Why can’t I go to Communion if I don’t go to Mass every Sunday?

Our Lady of Lourdes Parish in Brockton, Mass. Photo by George Martell/Bayard


I don’t go to church that often, but I enjoy going with the relatives on holidays like Christmas and Easter. On those occasions I also like to go to Communion with all the family — it gives us a special sense of togetherness, and it wouldn’t be Mass without Communion. I am writing because this past Christmas, my mother-in-law, who is a fanatical Catholic, told me we needed to go to confession before going to midnight Mass on Christmas Eve if we wanted to receive Communion. I told her to mind her own business, that we would all be going to Communion as a family, and that I don’t believe God’s love depends on whether you go to Mass every single Sunday. So, who is right, me or my mother-in-law? —Very upset


Thank you for the sincerity and candor of your question. I can understand how this could be very upsetting. The quick answer to your question, however, is that your mother-in-law is basically right (even though the way she expressed herself was perhaps not the best). 

A fuller explanation requires us to address one by one the closely related issues you raise here: Why do Catholics attend Mass in the first place, and why are we supposed to go every Sunday? Further, what does it mean to receive Holy Communion, and what is required of us in order to do so?

As always, the Catechism of the Catholic Church is our best guide here. 

“The Sunday Eucharist is the foundation and confirmation of all Christian practice. For this reason the faithful are obliged to participate in the Eucharist on days of obligation, unless excused for a serious reason (for example, illness, the care of infants) or dispensed by their own pastor. Those who deliberately fail in this obligation commit a grave sin” (CCC, 2181).

The Catechism further explains that “it is in keeping with the very meaning of the Eucharist that the faithful, if they have the required dispositions, receive Communion when they participate in the Mass” (CCC, 1388).

First of all, it means that a Catholic can certainly attend Mass without receiving Communion. (So, contrary to part of your question, yes, it certainly is the Mass, even if one does not receive Communion.) Our essential obligation is to participate in the Christian Sabbath worship by attending and participating in the Mass as far as possible. Under certain conditions, however, that might have to fall short of actually receiving Holy Communion. The Catechism speaks of those who approach Communion as having “the required dispositions.” 

The first indispensable disposition for receiving Holy Communion is that we believe what the Catholic Church believes about the Eucharist. 

We live in a world today where other Christian communions, unfortunately, believe different things about the Eucharist. But that is not the faith of the Church. That is not the faith that the martyrs gave their lives for. We do not believe in “transignification,” the idea that the bread and wine, after being prayed over, now merely “mean” or “signify” or “remind us of” Christ.

Our Catholic faith tells us, on the contrary, that when the priest —acting in the person of Jesus — says the words of consecration (“This is my Body … . This is the chalice of my Blood … .”), he brings about what Jesus himself did at the Last Supper: Jesus becomes present under the appearances of bread and wine.
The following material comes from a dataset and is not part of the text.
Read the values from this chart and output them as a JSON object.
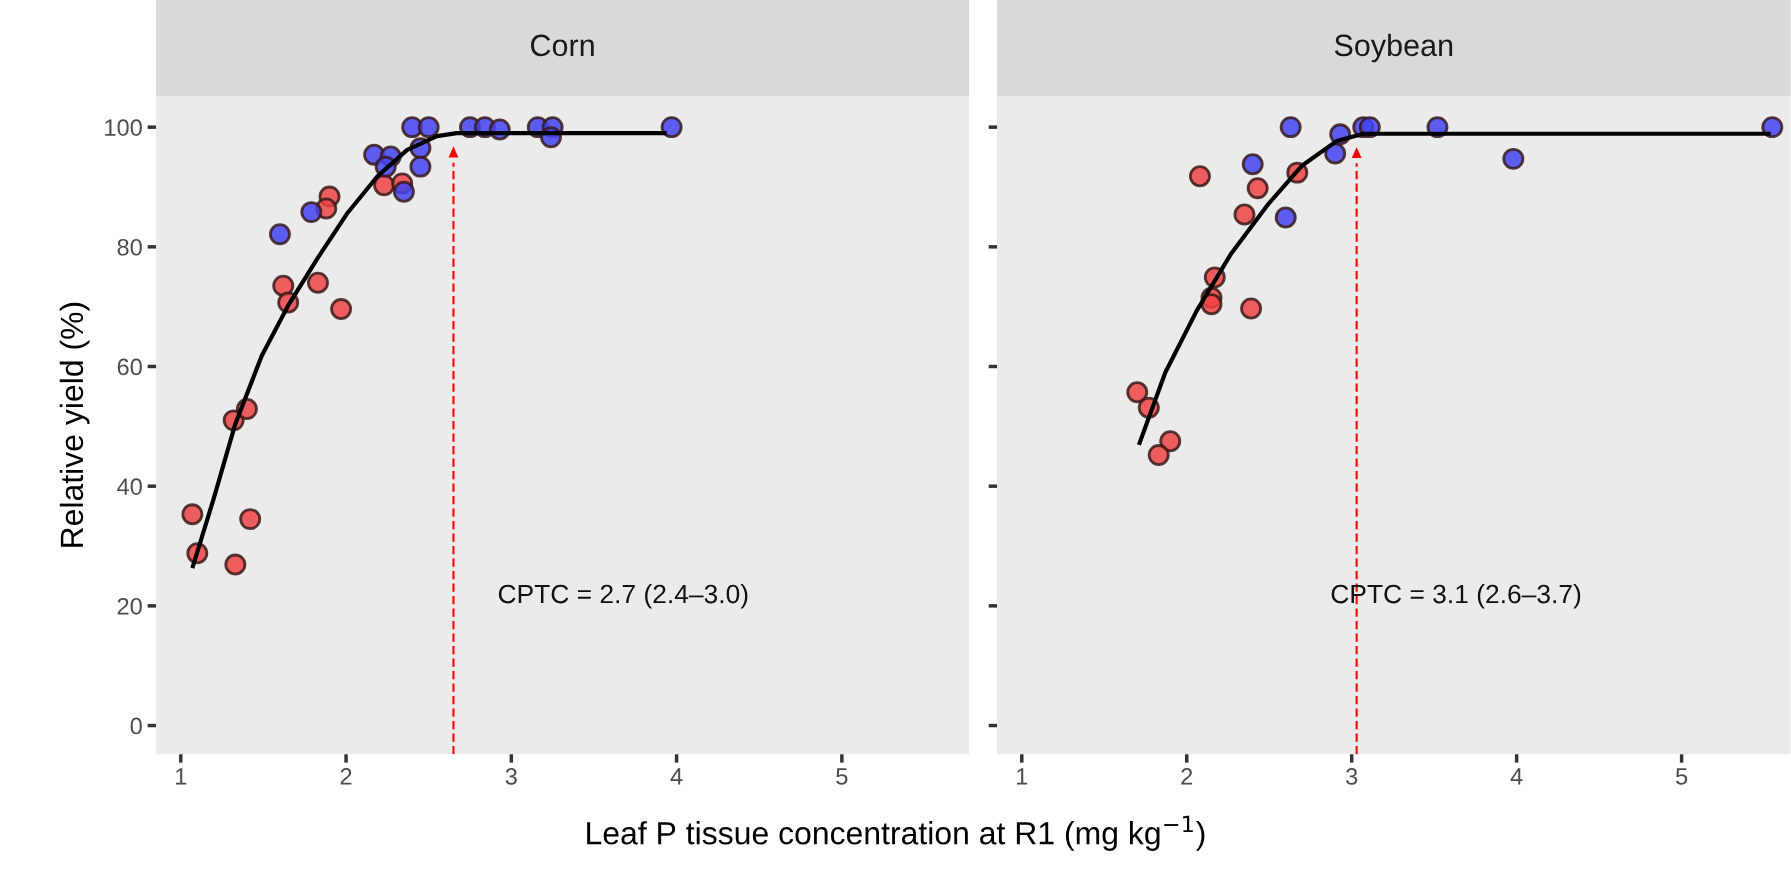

This miracle that takes place at every Mass is called “transubstantiation.” The appearances of bread and wine remain, but the substance of bread and wine is replaced — miraculously — by the Body, Blood, Soul, and Divinity of Jesus Christ. That is the Catholic faith. And from the beginning, to this day, only the baptized who believe that were allowed to come forward to receive him. If a baptized Catholic finds honestly that she does not believe this, then, very simply, she should not approach Holy Communion — not until some later time when she comes to recover the faith of the Church. 

But believing what the Church believes about this sacrament is not enough.

The second key disposition required is that we are free from having the guilt of any un-confessed serious sin on our heart. Technically that means that we are honestly not conscious of having committed any “mortal” sins —sins that rupture our friendship with God — since our last confession. If that were the case, then before coming to meet Jesus in Holy Communion, we very much need to meet Jesus in the sacrament of penance, confess our sins, receive absolution, fulfill the penance given to us, and then — and only then — approach Holy Communion at Mass.

With those dispositions, indeed, it would be a supremely joyous thing to receive Jesus in Communion with the whole family. Sadly today, far too many baptized Catholics who receive Communion fall short of those dispositions. Holy Communion is not a “blessed wafer” that “represents” Jesus; we shouldn’t be going up to Communion because it gives us a “special feeling of togetherness.” Rather, we should believe that we are about to receive Jesus: Body and Blood, Soul and Divinity. This is our incredible, amazing faith — our response to the incredible, amazing love of Our Lord who desired to remain with us in this way in the sacrament of the Eucharist.